20 corporations with ties to Irvings own more than 12,000 acres on P.E.I.
CBC
Four years ago, the P.E.I. government said it had ordered a corporation owned by a member of the Irving family, Red Fox Acres, to get rid of some of its land because of a contravention of P.E.I.'s Lands Protection Act.
It was only the second time the province had ordered a divestiture of land under the act, which came into effect in 1982. The first time, it was also the Irving family that was ordered to give up land.
Two years ago, the government said the Irvings were now in compliance with the act, even though land title records show the same corporation still owns the land in question today.
No information was shared with the public to explain what changed, or just how the Irving family had come into compliance with the act. In the legislature, the Green Party suggested the company had leased the land to another Irving-controlled corporation.
And this is largely how enforcement of this unique piece of legislation has gone, over the 42 years since the act was enacted: with no way for the public to scrutinize how corporations, the provincial regulator, or even the provincial cabinet is following the law.
"Governments… both Liberal and Conservative, have turned a blind eye to the Lands Protection Act. They haven't enforced it," said James Rodd, a former leader of the Island New Democratic Party and a founding member of the Coalition for the Protection of P.E.I. Land. That's a grassroots organization that sprang up around what has become a contentious issue in the province.
In October 2020, CBC News filed a freedom of information request with then-minister of land Bloyce Thompson's department for a copy of the investigative report that Thompson had ordered and received from the Island Regulatory and Appeals Commission into the Brendel Farms land acquisition.

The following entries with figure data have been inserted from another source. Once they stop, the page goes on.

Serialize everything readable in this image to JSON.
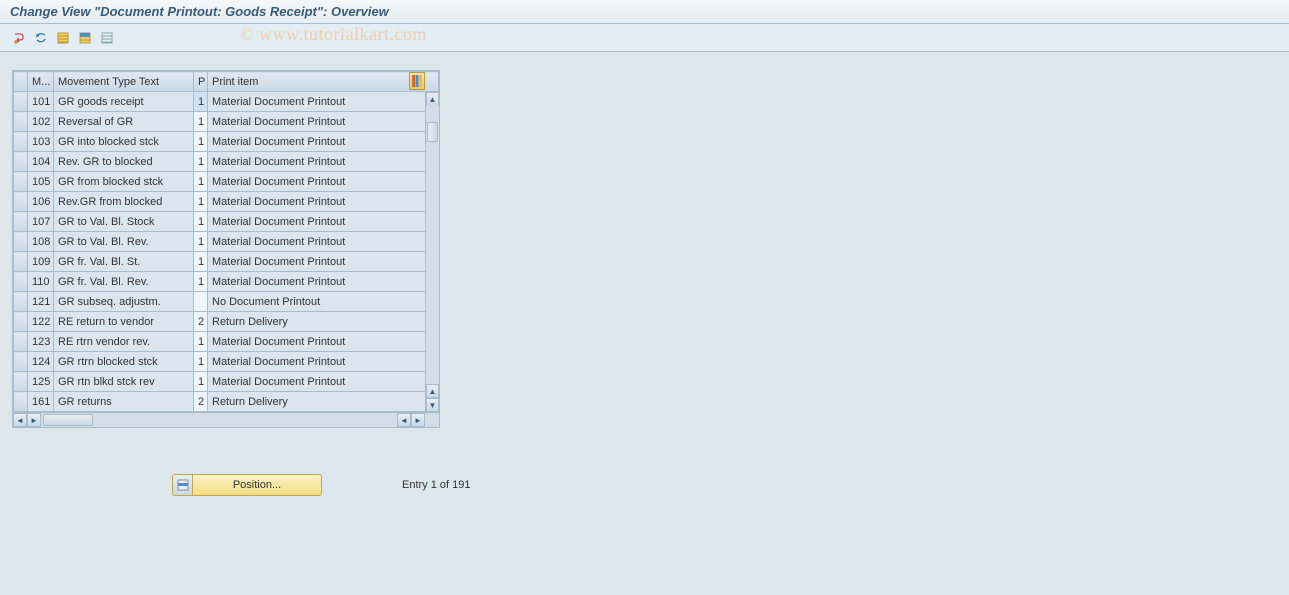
{
  "title": "Change View \"Document Printout: Goods Receipt\": Overview",
  "watermark": "© www.tutorialkart.com",
  "colors": {
    "page_bg": "#dce6ed",
    "panel_border": "#a8bccc",
    "header_grad_top": "#e0e9f0",
    "header_grad_bottom": "#c9d9e6",
    "cell_edit_bg": "#eff6fb",
    "cell_ro_bg": "#dbe5ed",
    "cell_sel_bg": "#cfe3f5",
    "title_text": "#3a5a78",
    "pos_btn_top": "#fdf3c7",
    "pos_btn_bottom": "#f3dd82",
    "pos_btn_border": "#c0a94c"
  },
  "toolbar": {
    "icons": [
      "display-change-icon",
      "undo-icon",
      "select-all-icon",
      "select-block-icon",
      "deselect-all-icon"
    ]
  },
  "table": {
    "columns": [
      {
        "key": "m",
        "label": "M...",
        "width": 26
      },
      {
        "key": "text",
        "label": "Movement Type Text",
        "width": 140
      },
      {
        "key": "p",
        "label": "P",
        "width": 14
      },
      {
        "key": "item",
        "label": "Print item",
        "width": "auto"
      }
    ],
    "rows": [
      {
        "m": "101",
        "text": "GR goods receipt",
        "p": "1",
        "item": "Material Document Printout",
        "selected": true
      },
      {
        "m": "102",
        "text": "Reversal of GR",
        "p": "1",
        "item": "Material Document Printout"
      },
      {
        "m": "103",
        "text": "GR into blocked stck",
        "p": "1",
        "item": "Material Document Printout"
      },
      {
        "m": "104",
        "text": "Rev. GR to blocked",
        "p": "1",
        "item": "Material Document Printout"
      },
      {
        "m": "105",
        "text": "GR from blocked stck",
        "p": "1",
        "item": "Material Document Printout"
      },
      {
        "m": "106",
        "text": "Rev.GR from blocked",
        "p": "1",
        "item": "Material Document Printout"
      },
      {
        "m": "107",
        "text": "GR to Val. Bl. Stock",
        "p": "1",
        "item": "Material Document Printout"
      },
      {
        "m": "108",
        "text": "GR to Val. Bl. Rev.",
        "p": "1",
        "item": "Material Document Printout"
      },
      {
        "m": "109",
        "text": "GR fr. Val. Bl. St.",
        "p": "1",
        "item": "Material Document Printout"
      },
      {
        "m": "110",
        "text": "GR fr. Val. Bl. Rev.",
        "p": "1",
        "item": "Material Document Printout"
      },
      {
        "m": "121",
        "text": "GR subseq. adjustm.",
        "p": "",
        "item": "No Document Printout"
      },
      {
        "m": "122",
        "text": "RE return to vendor",
        "p": "2",
        "item": "Return Delivery"
      },
      {
        "m": "123",
        "text": "RE rtrn vendor rev.",
        "p": "1",
        "item": "Material Document Printout"
      },
      {
        "m": "124",
        "text": "GR rtrn blocked stck",
        "p": "1",
        "item": "Material Document Printout"
      },
      {
        "m": "125",
        "text": "GR rtn blkd stck rev",
        "p": "1",
        "item": "Material Document Printout"
      },
      {
        "m": "161",
        "text": "GR returns",
        "p": "2",
        "item": "Return Delivery"
      }
    ]
  },
  "footer": {
    "position_label": "Position...",
    "entry_text": "Entry 1 of 191"
  }
}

Even though the privacy commissioner ruled in January 2021 that the report could be released, it still hasn't been.
In the meantime, Rebecca Irving and Red Fox Acres had filed two court applications for a judicial review in November 2020, asking the P.E.I. court system to "nullify" the minister's decision to order the land divested.
That judicial review has never gone forward. While it's still listed as an active file in court records, a spokesperson for the Department of Justice told CBC News in September: "The province does consider this matter closed as the parties achieved compliance with the Lands Protection Act prior to advancing to the official review."
P.E.I. is the only province in Canada that places legal limits on how much land individuals or corporations can own.
CBC News used provincial land records to calculate how much land is owned by companies with ties to the Irving family in New Brunswick.
It totals more than 12,600 acres, representing just under one per cent of the province's total land area.
That amount is much higher than the limit for any single corporation under the Lands Protection Act of 3,000 acres — even taking into account exemptions for non-arable land or land leased out to someone else.